By Katherine Burton and Saijel Kishan

Sept. 2 (Bloomberg) -- Ospraie Management LLC, the investment firm run by Dwight Anderson, will close its biggest hedge fund after it fell 38.6 percent this year because of losing wagers on commodity stocks, according to a letter to investors.

The Ospraie Fund lost 26.7 percent in August, after a ``substantial sell-off in a number of our energy, mining and resource equity holdings,'' Anderson, 41, wrote in the letter today.

``I am extremely disappointed with this result and the fund's sudden reversal in performance,'' he said. ``After nine years of striving to be a good steward of your capital, I am very sorry for this outcome.''

Anderson started the Ospraie Fund in 1999, when he worked at Tudor Investment Corp., the Greenwich, Connecticut-based hedge- fund company run by Paul Tudor Jones. He spun off from Tudor at the end of 2003.

The closing of the Ospraie Fund, which managed $2.8 billion as of the beginning of August, leaves the New York-based firm overseeing three remaining funds with more than $4 billion in assets, down from $9 billion in March.

Jonathan Gasthalter, a spokesman for Ospraie, declined to comment.

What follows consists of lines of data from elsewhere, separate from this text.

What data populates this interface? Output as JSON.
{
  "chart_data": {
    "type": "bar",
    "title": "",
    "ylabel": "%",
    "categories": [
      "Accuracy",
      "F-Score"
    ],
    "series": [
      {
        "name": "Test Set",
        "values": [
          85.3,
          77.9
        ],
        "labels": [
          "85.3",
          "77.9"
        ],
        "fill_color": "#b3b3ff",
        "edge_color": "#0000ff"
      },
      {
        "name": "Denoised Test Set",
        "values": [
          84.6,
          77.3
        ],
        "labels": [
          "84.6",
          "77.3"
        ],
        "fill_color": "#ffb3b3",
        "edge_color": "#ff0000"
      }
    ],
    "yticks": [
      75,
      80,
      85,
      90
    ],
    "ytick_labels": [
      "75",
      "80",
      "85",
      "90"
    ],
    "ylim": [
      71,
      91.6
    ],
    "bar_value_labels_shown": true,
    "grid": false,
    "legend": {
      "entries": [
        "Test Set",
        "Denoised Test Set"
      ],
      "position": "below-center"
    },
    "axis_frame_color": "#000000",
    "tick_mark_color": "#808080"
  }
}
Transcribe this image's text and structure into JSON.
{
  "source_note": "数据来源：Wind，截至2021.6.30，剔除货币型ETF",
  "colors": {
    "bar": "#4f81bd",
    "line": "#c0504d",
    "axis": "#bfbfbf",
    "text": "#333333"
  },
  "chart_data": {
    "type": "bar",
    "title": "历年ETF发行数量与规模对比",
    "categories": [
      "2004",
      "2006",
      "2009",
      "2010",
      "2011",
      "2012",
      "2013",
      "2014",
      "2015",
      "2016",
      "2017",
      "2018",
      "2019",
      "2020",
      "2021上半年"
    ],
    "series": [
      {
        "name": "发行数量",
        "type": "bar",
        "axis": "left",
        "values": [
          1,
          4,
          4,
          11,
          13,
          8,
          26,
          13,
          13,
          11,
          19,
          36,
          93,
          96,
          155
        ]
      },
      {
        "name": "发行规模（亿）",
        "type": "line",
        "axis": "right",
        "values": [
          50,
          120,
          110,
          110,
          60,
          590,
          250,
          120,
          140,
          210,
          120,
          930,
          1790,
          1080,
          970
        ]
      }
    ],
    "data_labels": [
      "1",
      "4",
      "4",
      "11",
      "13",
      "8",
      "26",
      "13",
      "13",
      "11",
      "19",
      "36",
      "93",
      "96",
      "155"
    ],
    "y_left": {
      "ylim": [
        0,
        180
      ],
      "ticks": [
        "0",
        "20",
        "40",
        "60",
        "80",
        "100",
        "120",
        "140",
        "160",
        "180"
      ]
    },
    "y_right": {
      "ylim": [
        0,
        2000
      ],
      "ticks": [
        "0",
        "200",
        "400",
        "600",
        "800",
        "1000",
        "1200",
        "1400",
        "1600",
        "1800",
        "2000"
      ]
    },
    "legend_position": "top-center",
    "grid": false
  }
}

Ospraie plans to return 40 percent of the closed fund's assets to investors by the end of September and another 40 percent by year-end, according to the letter. The remainder, mostly held in illiquid investments, will be returned ``as investments are realized sufficient to make distributions,'' Anderson wrote.

The fund suffered most of its losses this year since July, when the Reuters/Jefferies CRB Index of 19 commodity contracts fell 10 percent, the biggest monthly decline since 1980. The index has plunged 20 percent from its July 3 peak as prices for oil, wheat and natural gas fell.